Reading about Happily Ever After, Canada’s first romance-only bookstore

Jenny Pool started reading romance novels when she was just a kid, stealing them from the bag on her grandmother’s locked porch. “I’ve always been a love story lover,” she says, “even when she was reading ‘Anne of Green Gables.’ Who doesn’t love the love story of Anne and Gil? She liked that romance novels generally guaranteed a happy ending, along with some fascinating trials and tribulations along the way.

While there are a handful of bookstores in the US that specialize in romance (Pool especially likes Ripped Bodice in Culver City, California), for years Pool had longed to start one in Canada. She took COVID to push her into entrepreneurship. “After two years of working from my dining room table during the pandemic, I was desperately searching for that kind of human connection that we had all been missing,” she says. “She made me realize how much I love talking to people and how much I would love to talk to people about something I love so much: books.”

Whitby resident released the country’s first romance bookstore, Happily Ever After, as an online store in May and has been hosting in-person popups ever since. “Even though we don’t have a physical store, the connections I’ve made in our pop-ups and through social media have been amazing,” she says. Soon the store will make an appearance at the Society Clubhouse at Dufferin Grove on August 20 to celebrate Bookstore Romance Day with the Beer Drinking Ladies Society. On September 25, it’s coming to the Word on the Street fall pop-up at Evergreen Brick Works.

Happily Ever After includes a wide range of romance genres, from historical and contemporary to science fiction, fantasy and the paranormal. And yes, says Pool, “we do have ‘Ice Planet Barbarians,’ the six-foot-tall blue alien books that TikTok loves.” Wait, “Ice Planet Barbarians”?

“It’s a 10-book alien romance series written by Ruby Dixon, in which a group of women are abducted from Earth by aliens looking to sell them on the intergalactic market,” says Pool. “However, the ship crashes on an icy planet and the women are found by the locals, with whom, of course, they fall in love.”

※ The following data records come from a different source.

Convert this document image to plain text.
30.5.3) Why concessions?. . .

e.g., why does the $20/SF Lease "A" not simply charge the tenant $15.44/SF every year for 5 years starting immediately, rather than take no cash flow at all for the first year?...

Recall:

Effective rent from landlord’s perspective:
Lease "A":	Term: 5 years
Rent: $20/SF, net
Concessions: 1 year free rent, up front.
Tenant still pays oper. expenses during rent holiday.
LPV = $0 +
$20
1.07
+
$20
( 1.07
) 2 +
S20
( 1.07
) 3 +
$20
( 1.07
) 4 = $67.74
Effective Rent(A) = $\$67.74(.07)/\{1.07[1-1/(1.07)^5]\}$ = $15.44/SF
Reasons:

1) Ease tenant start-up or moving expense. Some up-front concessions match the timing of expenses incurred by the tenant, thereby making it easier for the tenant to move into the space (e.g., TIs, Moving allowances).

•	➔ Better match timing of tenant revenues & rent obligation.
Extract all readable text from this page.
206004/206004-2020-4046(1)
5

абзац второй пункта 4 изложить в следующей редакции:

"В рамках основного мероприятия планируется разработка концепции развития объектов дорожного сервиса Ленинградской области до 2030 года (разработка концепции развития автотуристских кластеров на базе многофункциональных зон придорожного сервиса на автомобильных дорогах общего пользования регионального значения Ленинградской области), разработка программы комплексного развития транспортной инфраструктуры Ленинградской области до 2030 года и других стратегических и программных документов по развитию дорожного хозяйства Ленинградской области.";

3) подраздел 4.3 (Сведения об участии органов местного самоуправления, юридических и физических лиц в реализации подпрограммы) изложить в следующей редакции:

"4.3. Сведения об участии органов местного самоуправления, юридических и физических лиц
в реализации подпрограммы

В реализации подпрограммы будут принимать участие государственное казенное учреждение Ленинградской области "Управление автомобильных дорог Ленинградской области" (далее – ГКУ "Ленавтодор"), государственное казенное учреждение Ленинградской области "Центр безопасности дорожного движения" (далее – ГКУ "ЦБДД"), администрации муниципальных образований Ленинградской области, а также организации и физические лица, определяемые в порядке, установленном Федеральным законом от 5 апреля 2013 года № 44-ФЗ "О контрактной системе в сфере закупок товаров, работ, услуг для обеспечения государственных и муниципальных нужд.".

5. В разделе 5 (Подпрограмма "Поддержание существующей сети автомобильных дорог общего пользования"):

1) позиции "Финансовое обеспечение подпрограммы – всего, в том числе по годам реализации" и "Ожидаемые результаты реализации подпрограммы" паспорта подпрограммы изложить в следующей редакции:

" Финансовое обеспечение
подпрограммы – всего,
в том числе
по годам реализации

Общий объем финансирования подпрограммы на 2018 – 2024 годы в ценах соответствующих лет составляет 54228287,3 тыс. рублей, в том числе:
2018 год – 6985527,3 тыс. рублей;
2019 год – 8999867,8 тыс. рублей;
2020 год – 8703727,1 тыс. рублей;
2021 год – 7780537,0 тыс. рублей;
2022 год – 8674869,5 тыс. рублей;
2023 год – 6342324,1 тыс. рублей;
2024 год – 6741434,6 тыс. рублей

The books that Pool sells vary in spiciness, so there’s a read for everyone. Pool also prides itself on having more independent authors, which can be hard to find in larger bookstores; some Ontario favorites include Jackie Lau, Hudson Lin, Kelly Siskind, Rosanna Leo and Zoe York.

Having a romance-only bookstore, he says, has helped fans feel a little better about his passion for these stories. Readers tell Pool how grateful they are that Happily Ever After exists, as they have often suffered from the stigma of romance novels: the books are “easy reading” or “not smart enough.”

“That’s why this matters so much to me, because romance novels should be celebrated,” says Pool. “The genre is very broad and it’s incredibly profitable for the publishing industry. And yet, for decades, despite the tireless efforts of authors and readers, romance is somehow relegated to sock drawers and the back of cupboards, and the intelligence of both author and reader is called into question. ”.

Pool attributes the insults to the fact that romance novels give readers, most of them women, agency, which can scare some people. “It encourages (readers) to challenge mediocrity,” he says, “to show that they too deserve respect, consent and trust in their romantic and sexual relationships, to challenge the status quo that ‘romance novels are just fantasy’, when they are often the standard of basic decency that all people deserve in their relationships.

“Everyone,” he adds, “deserves a happily ever after.”